Questo processo di formazione,
che porta ogni persona a un itinerario di crescita, è favorito dall’integrazione
in un sistema che dovrebbe essere omogeneo e che dovrebbe garantire diritti a
tutti sostenendo i momenti di vita associata e di crescita: dal rapporto con la
propria famiglia, alla scuola, ai luoghi d’incontro sociale e di aggregazione
culturale.
Non è un volume che tenta di
semplificare o di spiegare come unicum l’idea
di educazione o, al contrario, di evidenziarne solo gli aspetti problematici,
in una seppur oscurità di prospettive lavorative giovanili scarse e non
sostenute da politiche che risultano poco concrete e proiettate al contenimento
della richiesta più che allo sviluppo e alla risoluzione dei problemi.
Si tratta invece di un fitto dialogo, strutturato e
voluto con passione da Riccardo Mazzeo che cerca di introdurre ed esaminare il
tema dell’educazione avendo la certezza che le competenze di Z. Bauman possono
davvero costituire una grande rete di conoscenze di cui il lettore potrà fruire
e da cui si potranno trarre delle linee guida anche per ulteriori analisi e
lavori interattivi proficui.
Il volume è strutturato in venti capitoli
che illustrano varie tematiche: dai possibili livelli dell’educazione, ai
concetti di rivoluzione culturale e permanente, ai problemi sociali legati alla
deprivazione, fino ai numerosi capitoli che vedono protagonisti i giovani, il
problema della disoccupazione e dell’integrazione scolastica; alla domanda
iniziale di Riccardo Mazzeo segue sempre un’ampia risposta e disamina da parte
di Zygmunt Bauman.
Tra le risposte più interessanti cogliamo sinteticamente
quali siano i livelli di educazione principali enunciati da Bauman:
- Trasferimento
dell’informazione perché possa essere memorizzata;
- Il «deuteroapprendimento» finalizzato a padroneggiare la «cornice cognitiva» in cui l’informazione
acquisita o incontrata nel futuro può essere assorbita e incorporata;
- Insegnamento della capacità di smontare e rimontare la cornice cognitiva ancora esistente o della possibilità di sbarazzarsene del tutto senza rimpiazzarla.[1]
Queste norme, per Bauman, diventano
fondamentali nel percorso di apprendimento, basi per l’impostazione dell’educazione e del valore intrinseco della
conoscenza con le connesse modalità di «produzione, distribuzione, acquisizione,
assimilazione e utilizzazione».[2]
Ponendo la questione sul piano
delle relazioni tra padre/figlio, insegnante/studente/ e adulto/giovane, il
concetto di educazione congiuntamente all’apprendimento, per Bauman, parte quindi da un’interiorizzazione delle informazioni che passano da un individuo già
ipoteticamente “formato” ad un ragazzo da “formare.” Quello che può sembrare un
automatismo controllato dalla propria mente, presuppone invece una capacità
di scomposizione e ricomposizione, quella che in sostanza Bauman definisce «la cornice
cognitiva», tutto ciò che viene considerato ausiliario, ma che svolge un’importante
funzione onnicomprensiva.
Un’educazione che deve essere
nutrita costantemente dal pensiero critico.
Come fare in modo che ciò possa
essere possibile?
Viene affrontata la delicata
questione generazionale: «Se il genitore non pensa criticamente, come può farlo
il figlio?». Qui risulta estremamente difficile non solo indagare a ritroso il
concetto di educazione familiare, ma dare delle risposte assolute.
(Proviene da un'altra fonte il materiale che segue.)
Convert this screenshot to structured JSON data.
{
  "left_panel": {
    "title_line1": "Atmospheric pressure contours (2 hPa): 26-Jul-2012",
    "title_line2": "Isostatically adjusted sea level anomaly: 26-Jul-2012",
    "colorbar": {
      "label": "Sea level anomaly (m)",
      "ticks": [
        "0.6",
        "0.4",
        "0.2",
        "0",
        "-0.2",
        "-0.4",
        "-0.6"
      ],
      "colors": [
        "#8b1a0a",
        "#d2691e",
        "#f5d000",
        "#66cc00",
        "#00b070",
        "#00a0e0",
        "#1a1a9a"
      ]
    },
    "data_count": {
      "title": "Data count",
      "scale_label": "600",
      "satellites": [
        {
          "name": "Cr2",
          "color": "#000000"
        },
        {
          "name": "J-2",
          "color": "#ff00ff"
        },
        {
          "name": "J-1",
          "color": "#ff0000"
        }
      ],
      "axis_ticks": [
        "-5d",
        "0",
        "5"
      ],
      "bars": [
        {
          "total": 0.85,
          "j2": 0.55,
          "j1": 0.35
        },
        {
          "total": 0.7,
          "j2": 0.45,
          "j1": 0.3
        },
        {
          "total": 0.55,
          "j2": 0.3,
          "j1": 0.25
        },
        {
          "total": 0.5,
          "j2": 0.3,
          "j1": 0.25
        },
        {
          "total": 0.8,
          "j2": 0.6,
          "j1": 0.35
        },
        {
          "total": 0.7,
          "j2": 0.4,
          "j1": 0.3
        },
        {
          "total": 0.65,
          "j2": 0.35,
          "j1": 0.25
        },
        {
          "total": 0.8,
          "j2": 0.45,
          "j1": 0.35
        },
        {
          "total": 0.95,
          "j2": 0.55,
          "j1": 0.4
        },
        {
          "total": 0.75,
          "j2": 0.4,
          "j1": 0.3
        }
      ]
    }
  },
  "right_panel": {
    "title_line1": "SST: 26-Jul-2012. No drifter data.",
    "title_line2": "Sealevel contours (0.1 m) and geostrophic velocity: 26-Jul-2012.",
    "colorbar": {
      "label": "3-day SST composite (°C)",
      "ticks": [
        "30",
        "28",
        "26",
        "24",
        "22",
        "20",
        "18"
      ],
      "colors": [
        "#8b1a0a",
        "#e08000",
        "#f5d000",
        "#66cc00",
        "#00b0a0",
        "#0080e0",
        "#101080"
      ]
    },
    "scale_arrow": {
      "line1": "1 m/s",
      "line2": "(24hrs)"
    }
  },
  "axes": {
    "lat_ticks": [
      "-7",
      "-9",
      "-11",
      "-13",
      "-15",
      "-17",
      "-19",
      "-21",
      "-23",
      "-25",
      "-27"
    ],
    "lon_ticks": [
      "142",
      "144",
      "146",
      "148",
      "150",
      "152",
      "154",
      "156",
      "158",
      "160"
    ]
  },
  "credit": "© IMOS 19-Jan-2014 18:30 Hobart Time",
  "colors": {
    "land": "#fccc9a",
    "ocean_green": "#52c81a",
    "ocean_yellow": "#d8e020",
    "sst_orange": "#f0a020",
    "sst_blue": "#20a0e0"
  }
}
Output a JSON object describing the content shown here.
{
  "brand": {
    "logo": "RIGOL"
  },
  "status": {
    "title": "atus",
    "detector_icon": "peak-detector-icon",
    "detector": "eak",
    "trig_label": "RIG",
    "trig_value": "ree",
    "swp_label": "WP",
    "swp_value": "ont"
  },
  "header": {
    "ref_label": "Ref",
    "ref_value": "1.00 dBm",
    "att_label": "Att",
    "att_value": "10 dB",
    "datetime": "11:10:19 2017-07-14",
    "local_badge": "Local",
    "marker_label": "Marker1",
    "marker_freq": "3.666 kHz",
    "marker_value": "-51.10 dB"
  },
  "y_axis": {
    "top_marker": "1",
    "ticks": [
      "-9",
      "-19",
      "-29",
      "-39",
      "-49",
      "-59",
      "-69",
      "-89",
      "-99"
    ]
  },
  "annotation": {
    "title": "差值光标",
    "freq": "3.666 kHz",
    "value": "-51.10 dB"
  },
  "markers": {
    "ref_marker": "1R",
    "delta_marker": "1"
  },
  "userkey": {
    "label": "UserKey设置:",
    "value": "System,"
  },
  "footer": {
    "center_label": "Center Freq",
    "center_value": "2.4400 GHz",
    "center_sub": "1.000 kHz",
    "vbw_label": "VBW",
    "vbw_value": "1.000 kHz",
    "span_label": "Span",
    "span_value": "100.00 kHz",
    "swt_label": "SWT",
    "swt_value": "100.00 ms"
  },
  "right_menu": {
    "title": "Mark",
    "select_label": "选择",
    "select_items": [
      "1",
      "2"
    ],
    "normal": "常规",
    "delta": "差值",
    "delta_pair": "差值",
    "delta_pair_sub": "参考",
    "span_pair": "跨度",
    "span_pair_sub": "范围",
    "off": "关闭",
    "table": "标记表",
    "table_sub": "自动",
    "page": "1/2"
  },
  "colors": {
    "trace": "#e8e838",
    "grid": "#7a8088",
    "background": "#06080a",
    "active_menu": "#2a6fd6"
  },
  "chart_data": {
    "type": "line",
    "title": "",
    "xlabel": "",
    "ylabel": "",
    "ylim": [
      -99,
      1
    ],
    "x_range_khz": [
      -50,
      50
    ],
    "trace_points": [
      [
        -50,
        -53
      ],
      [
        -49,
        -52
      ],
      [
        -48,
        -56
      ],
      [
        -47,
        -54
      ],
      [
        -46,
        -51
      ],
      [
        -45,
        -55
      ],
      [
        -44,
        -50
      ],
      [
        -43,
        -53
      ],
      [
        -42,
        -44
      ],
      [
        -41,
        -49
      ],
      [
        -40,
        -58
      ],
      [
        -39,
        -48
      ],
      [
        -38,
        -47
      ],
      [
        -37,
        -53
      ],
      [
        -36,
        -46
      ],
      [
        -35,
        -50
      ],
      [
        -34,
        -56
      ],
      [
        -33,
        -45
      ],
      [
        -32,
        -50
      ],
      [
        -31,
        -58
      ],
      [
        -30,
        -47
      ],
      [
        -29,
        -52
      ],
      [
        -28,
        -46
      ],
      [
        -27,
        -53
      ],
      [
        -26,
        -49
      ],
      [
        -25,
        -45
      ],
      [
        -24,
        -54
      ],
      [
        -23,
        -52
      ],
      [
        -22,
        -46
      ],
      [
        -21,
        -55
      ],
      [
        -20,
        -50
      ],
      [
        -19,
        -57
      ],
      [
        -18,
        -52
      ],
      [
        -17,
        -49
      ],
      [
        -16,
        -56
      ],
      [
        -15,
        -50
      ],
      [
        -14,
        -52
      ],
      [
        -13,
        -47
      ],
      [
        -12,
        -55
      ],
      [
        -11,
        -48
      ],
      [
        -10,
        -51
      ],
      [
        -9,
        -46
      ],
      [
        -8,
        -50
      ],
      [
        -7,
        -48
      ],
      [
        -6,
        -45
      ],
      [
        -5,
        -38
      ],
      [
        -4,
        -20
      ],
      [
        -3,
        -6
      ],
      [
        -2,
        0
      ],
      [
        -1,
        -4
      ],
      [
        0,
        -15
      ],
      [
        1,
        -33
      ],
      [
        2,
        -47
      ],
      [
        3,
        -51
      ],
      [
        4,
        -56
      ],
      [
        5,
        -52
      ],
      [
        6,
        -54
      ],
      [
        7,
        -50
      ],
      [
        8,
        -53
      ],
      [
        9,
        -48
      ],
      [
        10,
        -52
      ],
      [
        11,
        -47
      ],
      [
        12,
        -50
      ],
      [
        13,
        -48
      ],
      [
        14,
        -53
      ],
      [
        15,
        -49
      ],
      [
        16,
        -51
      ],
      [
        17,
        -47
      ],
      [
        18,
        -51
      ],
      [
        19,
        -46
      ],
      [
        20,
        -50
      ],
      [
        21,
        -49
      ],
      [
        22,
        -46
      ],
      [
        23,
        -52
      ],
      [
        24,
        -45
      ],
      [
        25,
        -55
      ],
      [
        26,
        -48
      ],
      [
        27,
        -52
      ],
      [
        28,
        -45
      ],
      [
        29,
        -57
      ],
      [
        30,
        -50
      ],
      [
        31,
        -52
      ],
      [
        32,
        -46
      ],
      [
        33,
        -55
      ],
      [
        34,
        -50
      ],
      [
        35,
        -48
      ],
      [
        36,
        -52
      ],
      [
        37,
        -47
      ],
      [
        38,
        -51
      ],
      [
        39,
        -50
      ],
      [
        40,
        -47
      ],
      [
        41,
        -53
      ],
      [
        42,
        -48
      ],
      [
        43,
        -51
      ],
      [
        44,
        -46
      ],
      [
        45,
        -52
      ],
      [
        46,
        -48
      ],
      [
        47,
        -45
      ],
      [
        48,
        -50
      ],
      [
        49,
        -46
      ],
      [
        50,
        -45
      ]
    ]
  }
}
L’educazione
parte indiscutibilmente dalla famiglia che dovrebbe sempre rimanere il punto di
riferimento dell’educazione nel suo significato più ampio, ma sappiamo che
spesso un ruolo altrettanto paritetico viene affidato alla scuola, alle
strutture sociali, alla vita comunitaria e alle relazioni extrafamiliari. La
famiglia certo come pilastro fondativo, ma aggiungiamo, quando “c’è”, è viva,
ed è “operativa” in questo senso.
Bauman risponde alle domande
sempre con estrema competenza ed ampiezza di prospettive: il suo linguaggio,
curiosamente, è denso di metafore che rinviano a situazione prebelliche e
belliche: “terreni minati e campi esplosivi” sono quelli su cui si muovono
soprattutto i giovani alla ricerca di un futuro; “filosofi dell’educazione che
inquadrano gli insegnanti come lanciatori di missili” perché ancora oggi sono
coloro che inviano dei vettori di conoscenze di cui lo studente deve far
tesoro; gli “spazi minati e bonificati” sono forieri per Bauman di “incendi
locali” che possono portare ad un ampliamento dei problemi, ma anche a proficui
dibattiti e lotte culturali.
L’uso di questa terminologia non ha a che fare
solo con la semantica, ha a che fare con il ricordo della nostra storia, il
potere nel mondo globale di oggi, frutto del passato, fa in modo che il
linguaggio stesso diventi un alleato attraverso cui descrivere la situazione in
cui si vive: potere, mass media, politica e le conseguenti relazioni a vari
livelli si interpongono tra il mondo giovanile e quello degli adulti, ma ognuno
mantiene il proprio spazio.
Molti sono i temi enunciati attraverso
il dialogo: il rapporto tra l’istituzione scuola e lo sviluppo economico dei
paesi occidentali e non (spinoso il problema delle tasse universitarie in
costante aumento); la questione educativo-scolastica in Europa (disabilità,
anormalità, minoranza e conseguente integrazione); Bauman cerca di dare una sua
prospettiva su come davvero l’educazione possa risolvere i problemi sociali:
amplissima è la disamina sull’argomento che porta ancora una volta, però
inevitabilmente a fare il punto sulla carenza delle politiche statali in
merito.
Un libro ben articolato che apre le porte soprattutto all’universo
giovanile, un mondo che si presenta cangiante, in movimento, con una grande
consapevolezza odierna rispetto ad un passato genitoriale che non riesce più a
dare certezze future ai propri figli (qui il punto di vista non è giustamente quello
di una gioventù fragile in attesa del sostegno altrui), ma un universo di giovani che protegge le proprie
peculiarità, l’appartenenza politica e il “colore” della propria identità.
L’obiettivo è lo stesso per tutti: l’itinerario che porta alla gratificazione è
la via della collocazione sociale e della realizzazione personale.
«Da più di quarant’anni della mia vita a Leeds vedo dalle mie finestre i ragazzi e le ragazze che tornano a casa dalla vicina scuola secondaria. È raro che camminino da soli per la strada, preferiscono camminare nel gruppo dei loro amici. Questa consuetudine non è cambiata. Tuttavia, quel che vedo dalle mie finestre è cambiato nel corso degli anni. Quarant’anni fa ciascuno di questi gruppi era di “un solo colore; oggi non lo è più quasi nessuno di essi».[3]